The problem is, though, that resistant Gram-negative pathogens are unlikely to go away, and are, in fact, more likely to spread. And, not only that, but as Stuart Levy would have pointed out, resistance to the new antibiotics will also crop up. To deal with that, we will need to use the newer drugs we already have and we will need a pipeline of new antibiotics for the future.  Not only will we need antibiotics to overcome emerging resistance, but we will need a choice of various classes to provide alternative therapies for drug intolerance and for specific types of resistance. But today, because of the lack of a sufficient level of resistance to drive appropriate use, the market simply does not exist. And without the market, there will be no new drugs. 

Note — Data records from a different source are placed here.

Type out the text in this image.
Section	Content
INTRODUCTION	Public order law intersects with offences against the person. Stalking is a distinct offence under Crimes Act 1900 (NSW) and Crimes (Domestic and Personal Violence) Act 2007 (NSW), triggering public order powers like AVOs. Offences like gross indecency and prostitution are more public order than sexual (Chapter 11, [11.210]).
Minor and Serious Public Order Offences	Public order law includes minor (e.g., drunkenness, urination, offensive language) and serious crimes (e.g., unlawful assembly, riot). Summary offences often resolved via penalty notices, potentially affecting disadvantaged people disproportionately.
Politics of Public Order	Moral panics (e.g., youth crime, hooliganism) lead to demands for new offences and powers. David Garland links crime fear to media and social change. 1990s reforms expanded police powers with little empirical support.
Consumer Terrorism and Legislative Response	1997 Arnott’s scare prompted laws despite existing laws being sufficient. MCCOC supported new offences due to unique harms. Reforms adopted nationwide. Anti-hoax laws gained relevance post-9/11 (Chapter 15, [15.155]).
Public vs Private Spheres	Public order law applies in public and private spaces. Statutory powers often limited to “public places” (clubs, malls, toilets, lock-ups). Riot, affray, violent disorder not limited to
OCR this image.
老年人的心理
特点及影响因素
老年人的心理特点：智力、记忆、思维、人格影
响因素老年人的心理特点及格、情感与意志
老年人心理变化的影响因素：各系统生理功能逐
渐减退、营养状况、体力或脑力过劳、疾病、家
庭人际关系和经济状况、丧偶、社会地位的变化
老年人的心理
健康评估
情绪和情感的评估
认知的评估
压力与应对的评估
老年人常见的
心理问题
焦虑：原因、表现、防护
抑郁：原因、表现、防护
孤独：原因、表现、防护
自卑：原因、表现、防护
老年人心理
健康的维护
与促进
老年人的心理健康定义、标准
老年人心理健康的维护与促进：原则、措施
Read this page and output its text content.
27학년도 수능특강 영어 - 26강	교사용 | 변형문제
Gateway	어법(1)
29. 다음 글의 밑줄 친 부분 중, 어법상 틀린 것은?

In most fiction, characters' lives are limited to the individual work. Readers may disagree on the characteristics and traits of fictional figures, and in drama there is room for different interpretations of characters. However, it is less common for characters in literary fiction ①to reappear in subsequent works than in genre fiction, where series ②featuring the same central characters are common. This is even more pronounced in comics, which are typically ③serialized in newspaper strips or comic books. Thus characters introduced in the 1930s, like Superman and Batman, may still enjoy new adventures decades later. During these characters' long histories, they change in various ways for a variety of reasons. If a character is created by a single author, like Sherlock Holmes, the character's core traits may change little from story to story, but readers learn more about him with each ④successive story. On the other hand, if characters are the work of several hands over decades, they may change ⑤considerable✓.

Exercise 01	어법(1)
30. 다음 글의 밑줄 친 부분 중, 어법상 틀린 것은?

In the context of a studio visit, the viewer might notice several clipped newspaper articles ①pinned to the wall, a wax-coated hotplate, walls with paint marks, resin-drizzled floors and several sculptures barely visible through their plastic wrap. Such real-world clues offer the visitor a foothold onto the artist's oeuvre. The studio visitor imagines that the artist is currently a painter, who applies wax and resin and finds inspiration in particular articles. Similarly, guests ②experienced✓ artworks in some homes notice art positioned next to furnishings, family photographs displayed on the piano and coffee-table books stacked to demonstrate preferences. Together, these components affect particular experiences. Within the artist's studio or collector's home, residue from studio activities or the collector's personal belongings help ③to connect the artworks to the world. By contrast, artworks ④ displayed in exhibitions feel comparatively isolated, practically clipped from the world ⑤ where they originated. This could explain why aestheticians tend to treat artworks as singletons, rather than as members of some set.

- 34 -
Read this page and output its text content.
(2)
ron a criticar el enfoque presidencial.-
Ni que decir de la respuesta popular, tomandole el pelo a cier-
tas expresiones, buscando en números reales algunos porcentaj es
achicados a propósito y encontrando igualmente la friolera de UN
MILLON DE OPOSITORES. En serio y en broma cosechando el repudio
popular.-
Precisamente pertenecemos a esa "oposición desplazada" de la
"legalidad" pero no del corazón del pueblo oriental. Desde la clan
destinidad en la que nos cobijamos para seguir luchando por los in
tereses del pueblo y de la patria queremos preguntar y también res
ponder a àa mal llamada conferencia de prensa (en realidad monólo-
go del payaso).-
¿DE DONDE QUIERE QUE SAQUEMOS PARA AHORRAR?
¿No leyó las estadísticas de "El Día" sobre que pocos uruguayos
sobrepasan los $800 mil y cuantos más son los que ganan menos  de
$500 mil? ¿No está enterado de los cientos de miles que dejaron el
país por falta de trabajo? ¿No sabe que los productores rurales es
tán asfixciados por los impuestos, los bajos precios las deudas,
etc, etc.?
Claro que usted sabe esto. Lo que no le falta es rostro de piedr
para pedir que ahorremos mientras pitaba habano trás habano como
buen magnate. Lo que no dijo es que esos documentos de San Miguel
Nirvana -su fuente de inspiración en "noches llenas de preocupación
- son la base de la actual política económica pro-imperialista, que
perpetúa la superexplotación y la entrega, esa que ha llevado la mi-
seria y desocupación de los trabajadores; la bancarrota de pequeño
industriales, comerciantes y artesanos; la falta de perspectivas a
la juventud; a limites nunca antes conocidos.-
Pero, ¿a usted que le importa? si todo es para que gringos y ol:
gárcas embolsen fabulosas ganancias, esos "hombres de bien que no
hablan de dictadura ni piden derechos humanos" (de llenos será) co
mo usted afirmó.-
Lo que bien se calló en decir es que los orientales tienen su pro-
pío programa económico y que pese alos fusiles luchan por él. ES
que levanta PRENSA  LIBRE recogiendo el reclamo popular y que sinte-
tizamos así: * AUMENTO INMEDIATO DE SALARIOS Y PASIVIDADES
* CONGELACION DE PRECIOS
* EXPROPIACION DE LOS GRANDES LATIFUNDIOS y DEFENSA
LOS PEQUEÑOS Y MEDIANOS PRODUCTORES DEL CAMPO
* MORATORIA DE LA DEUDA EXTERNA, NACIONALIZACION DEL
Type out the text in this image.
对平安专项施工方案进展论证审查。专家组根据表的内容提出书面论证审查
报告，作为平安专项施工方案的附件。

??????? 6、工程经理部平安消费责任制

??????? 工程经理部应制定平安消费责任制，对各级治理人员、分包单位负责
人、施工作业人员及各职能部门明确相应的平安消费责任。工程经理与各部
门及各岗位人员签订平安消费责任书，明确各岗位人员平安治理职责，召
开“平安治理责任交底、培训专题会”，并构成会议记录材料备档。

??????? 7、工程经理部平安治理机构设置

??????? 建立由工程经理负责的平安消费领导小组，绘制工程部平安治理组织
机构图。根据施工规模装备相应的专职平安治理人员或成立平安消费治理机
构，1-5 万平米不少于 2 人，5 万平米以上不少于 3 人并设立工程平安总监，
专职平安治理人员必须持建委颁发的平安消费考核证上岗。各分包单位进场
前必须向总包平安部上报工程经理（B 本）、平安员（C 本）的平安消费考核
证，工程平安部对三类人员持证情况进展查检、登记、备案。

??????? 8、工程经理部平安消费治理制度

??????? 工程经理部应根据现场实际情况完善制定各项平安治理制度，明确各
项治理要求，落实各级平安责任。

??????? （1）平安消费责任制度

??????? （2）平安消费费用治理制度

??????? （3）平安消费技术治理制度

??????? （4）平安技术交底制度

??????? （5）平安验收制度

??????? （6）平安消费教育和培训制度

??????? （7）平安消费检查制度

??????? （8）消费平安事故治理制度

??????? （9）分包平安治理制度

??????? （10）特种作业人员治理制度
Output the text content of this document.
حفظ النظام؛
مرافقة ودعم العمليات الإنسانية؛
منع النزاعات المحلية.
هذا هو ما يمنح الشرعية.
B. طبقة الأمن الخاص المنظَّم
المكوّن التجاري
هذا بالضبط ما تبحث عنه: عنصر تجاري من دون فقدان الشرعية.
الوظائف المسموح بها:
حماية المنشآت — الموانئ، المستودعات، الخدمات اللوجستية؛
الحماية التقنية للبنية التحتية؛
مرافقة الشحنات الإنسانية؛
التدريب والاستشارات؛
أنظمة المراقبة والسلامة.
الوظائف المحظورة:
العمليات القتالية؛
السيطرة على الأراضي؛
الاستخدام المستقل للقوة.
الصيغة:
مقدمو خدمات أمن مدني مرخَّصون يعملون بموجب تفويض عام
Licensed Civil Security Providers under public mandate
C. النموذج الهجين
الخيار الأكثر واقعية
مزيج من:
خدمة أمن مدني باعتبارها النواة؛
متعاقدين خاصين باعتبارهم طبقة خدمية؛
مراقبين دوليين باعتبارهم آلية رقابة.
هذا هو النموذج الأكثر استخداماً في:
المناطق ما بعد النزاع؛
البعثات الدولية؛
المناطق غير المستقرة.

So – what we need to do is to establish a market in the absence of a medical need that is sufficient to drive the market by itself. We also need to recognize that this is what we are asking. Yes – there is a resistance problem. Yes, there are more and more serious infections that are “difficult to treat.”  And yes, there are areas where these infections are common like Greece, Italy, and New York. But all this together, as yet, does not a market make. What we don’t want to do is wait until there are sufficient numbers of highly resistant infections to drive the market. This will be especially true if resistance to the newer drugs emerges – because then it will be at least a 10-15 year wait for new, effective antibiotics. 

2 comments:

  1. Discovering drugs in anticipation of a market that does not currently exist is exceedingly challenging, but that may be the way we will need to operate in the future. However, how does a medicinal chemist optimize microbiological activity, if we don't know what organism, or resistance mechanism, should be used for the SAR? It is good to try to look ahead, but we were led astray in the 1980s when we anticipated AmpC beta-lactamases to be our next major problem--not expecting the surge of ESBLs which became our next major challenge in the Gram-negative world.